Graphene with Ni-Grid as Semitransparent Electrode for Bulk Heterojunction Solar Cells (BHJ-SCs)

In this work, we present the fabrication and characterization of bulk-heterojunction solar cells on monolayer graphene (MLG) with nickel-grids (Ni-grid) as semitransparent conductive electrode. The electrodes showed a maximum transmittance of 90% (calculated in 300-800 nm range) and a sheet resistance down to 35 omega/. On these new anodes, we fabricated TCO free BHJ-SCs using PTB7 blended with PC70BM fullerene derivative as active layer. The best device exhibited a power conversion efficiency (PCE) of 4.2% in direct configuration and 3.6% in inverted configuration.

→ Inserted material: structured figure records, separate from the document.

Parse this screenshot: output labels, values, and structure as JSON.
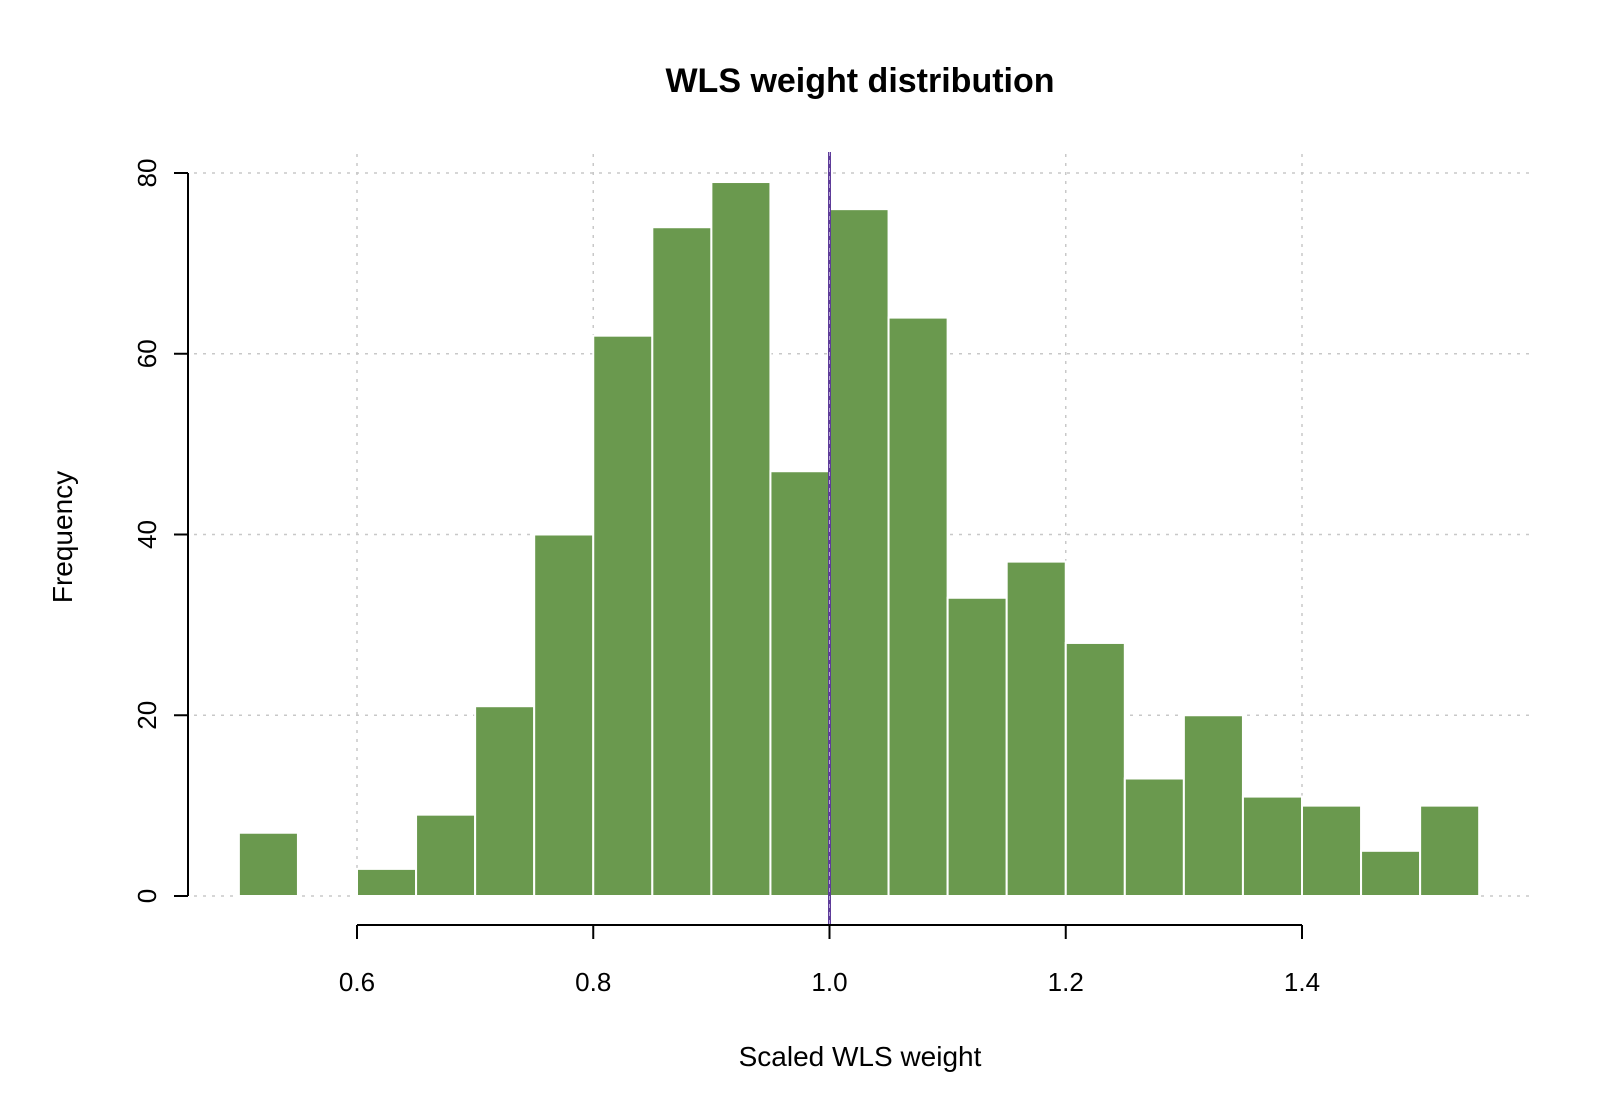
{
  "colors": {
    "bar_fill": "#6a994e",
    "bar_border": "#ffffff",
    "reference_line": "#5e3c99",
    "grid": "#c8c8c8"
  },
  "chart_data": {
    "type": "bar",
    "subtype": "histogram",
    "title": "WLS weight distribution",
    "xlabel": "Scaled WLS weight",
    "ylabel": "Frequency",
    "xlim": [
      0.5,
      1.55
    ],
    "ylim": [
      0,
      80
    ],
    "x_ticks": [
      "0.6",
      "0.8",
      "1.0",
      "1.2",
      "1.4"
    ],
    "y_ticks": [
      "0",
      "20",
      "40",
      "60",
      "80"
    ],
    "grid": true,
    "bin_width": 0.05,
    "bins": [
      {
        "x0": 0.5,
        "x1": 0.55,
        "count": 7
      },
      {
        "x0": 0.55,
        "x1": 0.6,
        "count": 0
      },
      {
        "x0": 0.6,
        "x1": 0.65,
        "count": 3
      },
      {
        "x0": 0.65,
        "x1": 0.7,
        "count": 9
      },
      {
        "x0": 0.7,
        "x1": 0.75,
        "count": 21
      },
      {
        "x0": 0.75,
        "x1": 0.8,
        "count": 40
      },
      {
        "x0": 0.8,
        "x1": 0.85,
        "count": 62
      },
      {
        "x0": 0.85,
        "x1": 0.9,
        "count": 74
      },
      {
        "x0": 0.9,
        "x1": 0.95,
        "count": 79
      },
      {
        "x0": 0.95,
        "x1": 1.0,
        "count": 47
      },
      {
        "x0": 1.0,
        "x1": 1.05,
        "count": 76
      },
      {
        "x0": 1.05,
        "x1": 1.1,
        "count": 64
      },
      {
        "x0": 1.1,
        "x1": 1.15,
        "count": 33
      },
      {
        "x0": 1.15,
        "x1": 1.2,
        "count": 37
      },
      {
        "x0": 1.2,
        "x1": 1.25,
        "count": 28
      },
      {
        "x0": 1.25,
        "x1": 1.3,
        "count": 13
      },
      {
        "x0": 1.3,
        "x1": 1.35,
        "count": 20
      },
      {
        "x0": 1.35,
        "x1": 1.4,
        "count": 11
      },
      {
        "x0": 1.4,
        "x1": 1.45,
        "count": 10
      },
      {
        "x0": 1.45,
        "x1": 1.5,
        "count": 5
      },
      {
        "x0": 1.5,
        "x1": 1.55,
        "count": 10
      }
    ],
    "reference_line_x": 1.0
  }
}
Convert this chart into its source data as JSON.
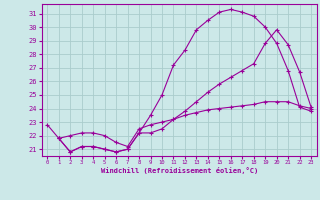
{
  "xlabel": "Windchill (Refroidissement éolien,°C)",
  "background_color": "#cce8e8",
  "grid_color": "#aacccc",
  "line_color": "#990099",
  "x_ticks": [
    0,
    1,
    2,
    3,
    4,
    5,
    6,
    7,
    8,
    9,
    10,
    11,
    12,
    13,
    14,
    15,
    16,
    17,
    18,
    19,
    20,
    21,
    22,
    23
  ],
  "y_ticks": [
    21,
    22,
    23,
    24,
    25,
    26,
    27,
    28,
    29,
    30,
    31
  ],
  "ylim": [
    20.5,
    31.7
  ],
  "xlim": [
    -0.5,
    23.5
  ],
  "line1_x": [
    0,
    1,
    2,
    3,
    4,
    5,
    6,
    7,
    8,
    9,
    10,
    11,
    12,
    13,
    14,
    15,
    16,
    17,
    18,
    19,
    20,
    21,
    22,
    23
  ],
  "line1_y": [
    22.8,
    21.8,
    20.8,
    21.2,
    21.2,
    21.0,
    20.8,
    21.0,
    22.2,
    23.5,
    25.0,
    27.2,
    28.3,
    29.8,
    30.5,
    31.1,
    31.3,
    31.1,
    30.8,
    30.0,
    28.8,
    26.8,
    24.1,
    23.8
  ],
  "line2_x": [
    1,
    2,
    3,
    4,
    5,
    6,
    7,
    8,
    9,
    10,
    11,
    12,
    13,
    14,
    15,
    16,
    17,
    18,
    19,
    20,
    21,
    22,
    23
  ],
  "line2_y": [
    21.8,
    20.8,
    21.2,
    21.2,
    21.0,
    20.8,
    21.0,
    22.2,
    22.2,
    22.5,
    23.2,
    23.8,
    24.5,
    25.2,
    25.8,
    26.3,
    26.8,
    27.3,
    28.8,
    29.8,
    28.7,
    26.7,
    24.1
  ],
  "line3_x": [
    1,
    2,
    3,
    4,
    5,
    6,
    7,
    8,
    9,
    10,
    11,
    12,
    13,
    14,
    15,
    16,
    17,
    18,
    19,
    20,
    21,
    22,
    23
  ],
  "line3_y": [
    21.8,
    22.0,
    22.2,
    22.2,
    22.0,
    21.5,
    21.2,
    22.5,
    22.8,
    23.0,
    23.2,
    23.5,
    23.7,
    23.9,
    24.0,
    24.1,
    24.2,
    24.3,
    24.5,
    24.5,
    24.5,
    24.2,
    24.0
  ]
}
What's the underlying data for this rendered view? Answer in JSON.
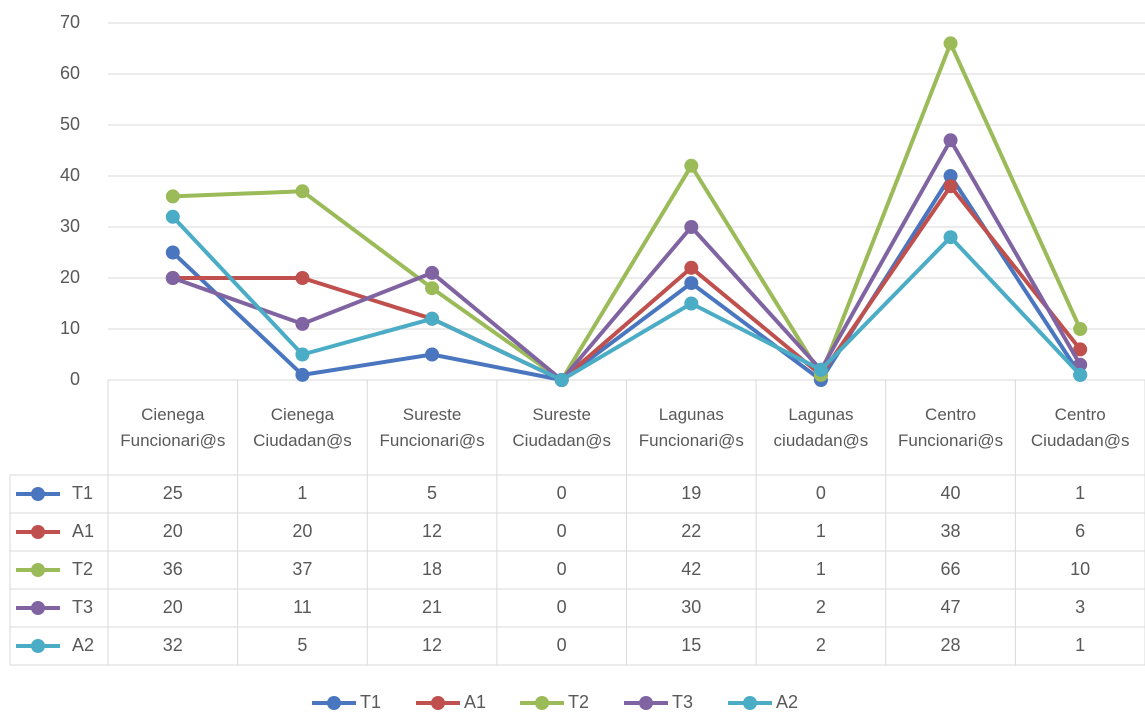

The reference solar cell, realized on the ITO glass substrate, achieved a PCE of 6.1% and 6.7% in direct and inverted configuration respectively; for comparison we also tested OSCs only with simple Ni-grid as semitransparent and conductive electrode, obtaining a low PCE of 0.7%. The proposed approach to realize graphene-based electrodes could be a possible route to reduce the overall impact of the sheet resistance of this type of electrodes allowing their use in several optoelectronic devices.

Automated summary

In this work, bulk-heterojunction solar cells on monolayer graphene with nickel-grids as semitransparent conductive electrodes were fabricated and characterized. The electrodes exhibited high transmittance and low sheet resistance, enabling the production of efficient solar cells. The study also found that blending graphene with photovoltaic materials can further improve the performance of the cells.